Detectives belonging to India’s federal investigation agency, the Central Bureau of Investigation (CBI), arrived at the home of the commissioner of police, Rajeev Kumar, on Sunday evening in connection with an investigation into a Ponzi scheme. The scandal has seen politicians, businessmen, journalists and film producers implicated. The federal detectives were, however, stopped by state police as Kumar refused to meet them. State police troopers then detained the federal detectives and took them to a police station. They were freed subsequently and returned without being able to question the police commissioner.
Mamata Banerjee, the chief minister of West Bengal, led a sit-in protest on Monday in support of the police commissioner and against what she said is the “political vendetta” of the Narendra Modi-led federal government. Banerjee, who leads a regional party trying to forge a front against Modi’s ruling party, accused the federal government of trying to undermine state powers.
The Supreme Court directed Kumar and the CBI to meet at a “neutral place” in Tuesday’s order and chose Shillong, the capital of Meghalaya state, for this purpose.

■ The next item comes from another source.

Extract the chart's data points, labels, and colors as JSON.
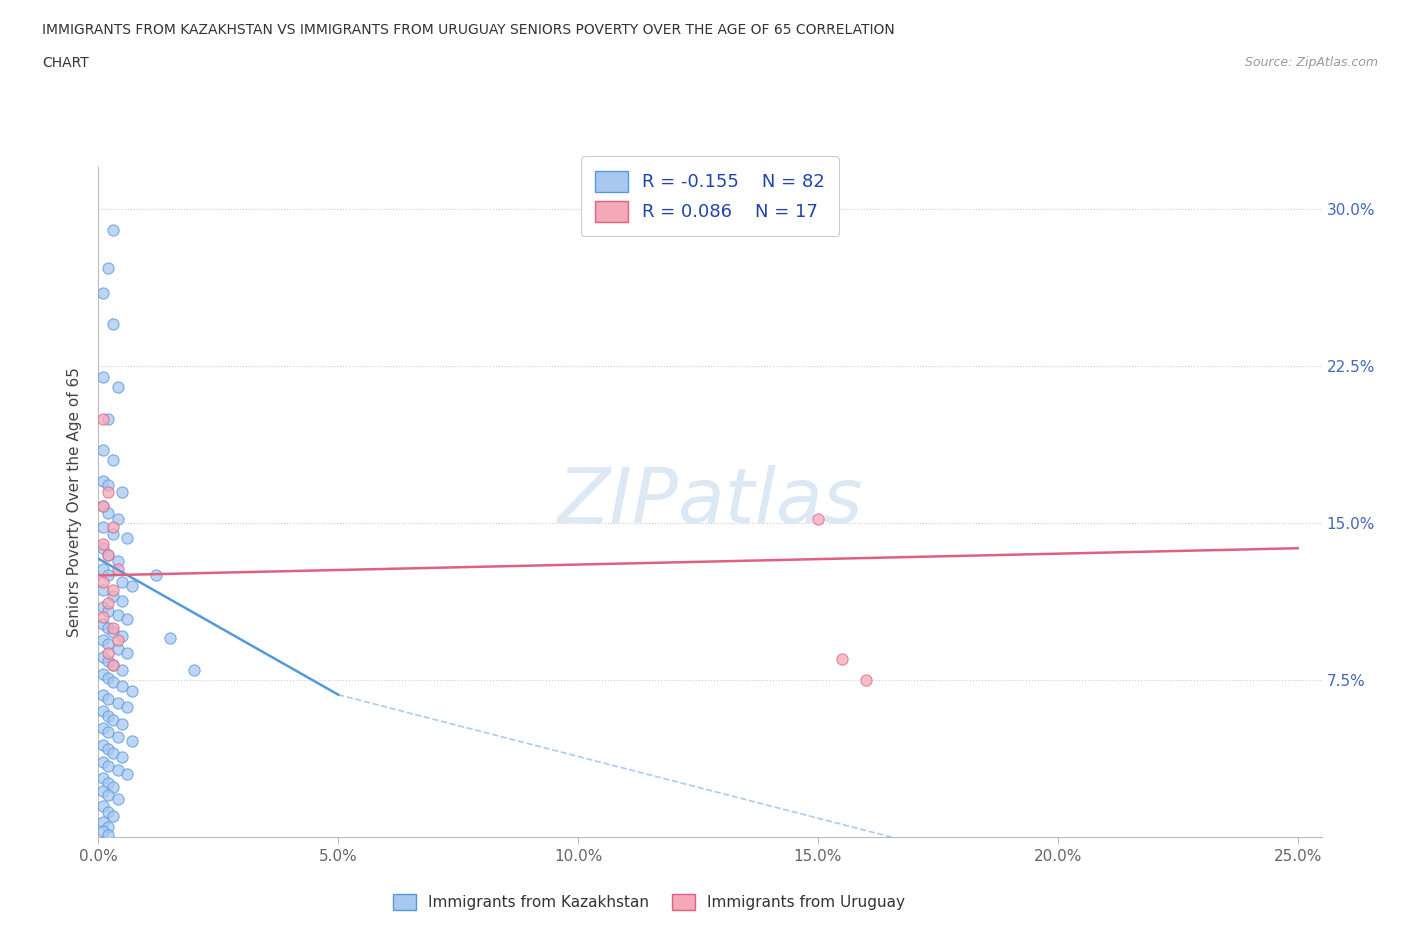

The three-judge bench, led by Chief Justice Ranjan Gogoi, also issued a notice to the West Bengal government on the CBI’s plea that its officers were “held hostage” by state police. The court restrained the federal agency from taking “coercive action,” including arrest, against Kumar and asked the state’s chief bureaucrat, police chief, and Kumar himself to file their respective replies to the CBI’s contentions by February 18.